Rappelons cependant que le fonctionnement des mécanismes de gouvernance a lui-même un coût et, dans le cas de Vinci, ce dernier se fait effectivement sentir tant que le conflit n’est pas définitivement résolu. Ainsi, le mécanisme spontané de la surveillance mutuelle entre dirigeants est à l’origine d’un conflit de personnes violent qui crée pendant quelque temps un « climat nuisible » (Le Figaro, 3 juin 2006).

Une gouvernance saluée par le Medef

La résolution provisoire de la crise lors du conseil d’administration du 1er juin coïncide alors avec la création de valeur précédemment constatée, mais des incertitudes persistent, car Zacharias conteste immédiatement la validité des conditions de son départ. Le conseil d’administration doit donc se réunir de nouveau le 12 juin pour confirmer le contenu de ses délibérations. Il tranche alors définitivement dans des termes sans aucune ambiguïté en défaveur de son ancien président : « Il ne peut donc y avoir aucun doute sur la réalité de la démission d’Antoine Zacharias et toute interprétation différente relève de la pure fantaisie » (communiqué).

Selon la presse de l’époque, « la démission forcée d’Antoine Zacharias peut bien sûr être interprétée comme un signe de bonne gouvernance ». De fait, le conseil d’administration, qui a mis en minorité le choix du patron, n’a-t-il pas exercé là son rôle de contre-pouvoir et non celui d’éternelle chambre d’enregistrement ? Laurence Parisot lâchait d’ailleurs sur RTL :

« Quand j’ai appris la décision du conseil d’administration de Vinci, je me suis dit : “formidable, le système de gouvernance tel que le préconise le Medef a fonctionné” ».

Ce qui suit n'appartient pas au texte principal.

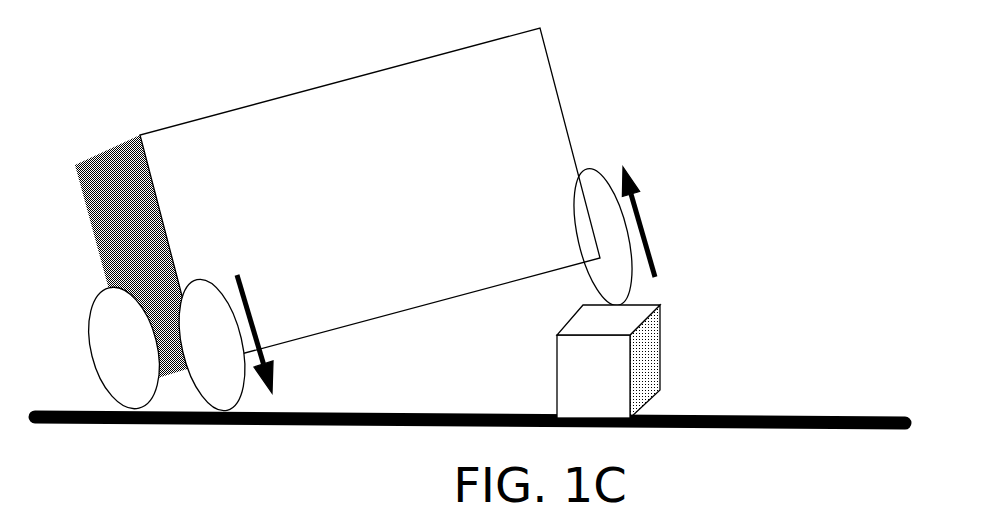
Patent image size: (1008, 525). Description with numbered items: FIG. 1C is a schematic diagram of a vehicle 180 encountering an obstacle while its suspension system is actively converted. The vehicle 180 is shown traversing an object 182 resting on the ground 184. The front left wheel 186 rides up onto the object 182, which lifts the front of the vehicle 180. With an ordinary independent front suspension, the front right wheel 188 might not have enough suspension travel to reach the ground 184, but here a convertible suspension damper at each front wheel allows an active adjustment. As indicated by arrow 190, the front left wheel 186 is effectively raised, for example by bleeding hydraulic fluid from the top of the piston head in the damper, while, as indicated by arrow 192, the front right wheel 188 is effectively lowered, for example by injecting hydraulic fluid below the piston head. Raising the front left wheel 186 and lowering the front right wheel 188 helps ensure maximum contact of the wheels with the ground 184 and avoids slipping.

L’éviction du dirigeant de Vinci, poursuivant manifestement son intérêt personnel, est aussi appréciée comme une bonne pratique de gouvernance par la présidente du Medef, Laurence Parisot, dont l’organisation, rappelons-le, est à l’origine des rapports Viénot et Bouton (régulièrement mis à jour depuis 2008 sous la dénomination « Code AFEP-Medef »). Le conseil d’administration joue ici un rôle central. En effet, dans le processus de décision, tel que conceptualisé dans la théorie de l’agence (Fama et Jensen, 1983), il assume la fonction de contrôle de la décision (ratification et surveillance) et agit donc comme contre-pouvoir au dirigeant dans une situation de conflit d’intérêts.

En fait, pour conserver ses avantages personnels, A. Zacharias prend l’initiative d’une décision visant à écarter X. Huillard, ce dernier jouant le rôle de réducteur d’une certaine asymétrie d’information. Or le conseil d’administration refuse de ratifier cette décision, neuf voix votant contre parmi un ensemble de seize votants (L’Expansion, 2 juin 2006).

Ce cas nous fournit donc bien une illustration de l’intérêt, pour un actionnariat dispersé n’ayant qu’une fonction passive d’assomption du risque, à ne pas concentrer les fonctions de gestion de la décision et de contrôle de la décision entre les mêmes mains, tel que postulé par Fama et Jensen.